You can click to gigantize this roughly knitted  panorama of a series of stills that capture the hundreds of people gathered prior to the start of the walk Sunday afternoon.

The news has landed. The coroner’s office has ruled today what many people feared and some will refuse to believe, that Silver Lake’s beloved Walking Man, Dr.Marc Abrams, killed himself.

Given how I feel about suicide I don’t want to believe it. Given the horrible manner within which he’s purported to have done it — by drowning himself in a covered hot tub — I can barely imagine it.

Not that I didn’t consider it in the days following his shocking demise last week. In fact I suprised myself by being ready to accept that conclusion if it had been a decision made in the wake of him contracting some debilitating illness that would ultimately immobilize him. But if he killed himself because of the criminal investigation that came to light, well… the following about-face might seem heartless, but as someone who spent many hours as a volunteer telephone counselor with the Suicide Prevention Center talking with people thinking about killing themselves but who had the strength to reach out for help, the regard I had for him just evaporated and the only sympathy I have is for those in his life who held him dear and who he so selfishly abandoned.

I’m not so narrow as to not realize there may be more to the story. Maybe he did reach out for aid and found no comfort from it. Nor am I callous enough that I can’t recognize the turmoil he must have been in to do such a terrible thing.
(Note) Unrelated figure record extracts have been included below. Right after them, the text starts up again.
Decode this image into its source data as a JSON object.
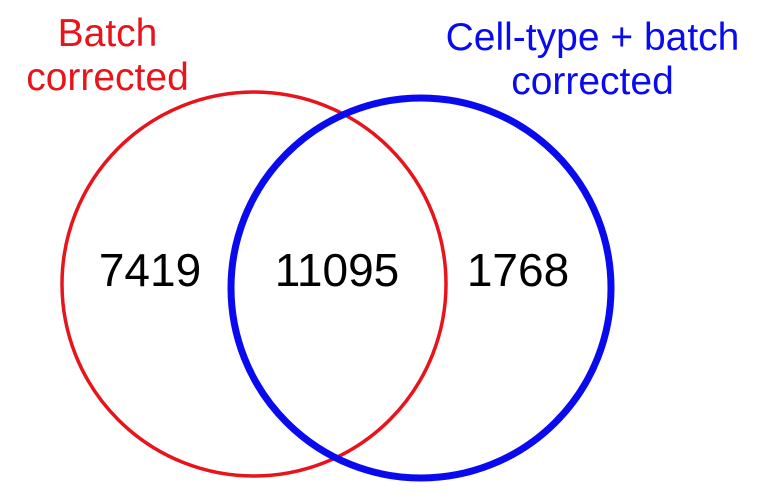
{
  "diagram": {
    "type": "venn",
    "sets": [
      {
        "id": "a",
        "label_lines": [
          "Batch",
          "corrected"
        ],
        "color": "#e8141b",
        "unique_count": "7419"
      },
      {
        "id": "b",
        "label_lines": [
          "Cell-type + batch",
          "corrected"
        ],
        "color": "#0a0aef",
        "unique_count": "1768"
      }
    ],
    "intersection_count": "11095"
  }
}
But now because of what I can only accept as his official cause of death I’m left with abject disappointment, questions there may never be answers to, and the empty wish that he had been able to recognize there was a better way he could have gone.

I walked to honor Abrams twice, individually on Thursday and  yesterday with hundreds of others, because of what he meant to me and because I mourned the community’s loss of him. I wouldn’t walk for him today not because I no longer grieve, but because what he means to me today is something entirely less honorable.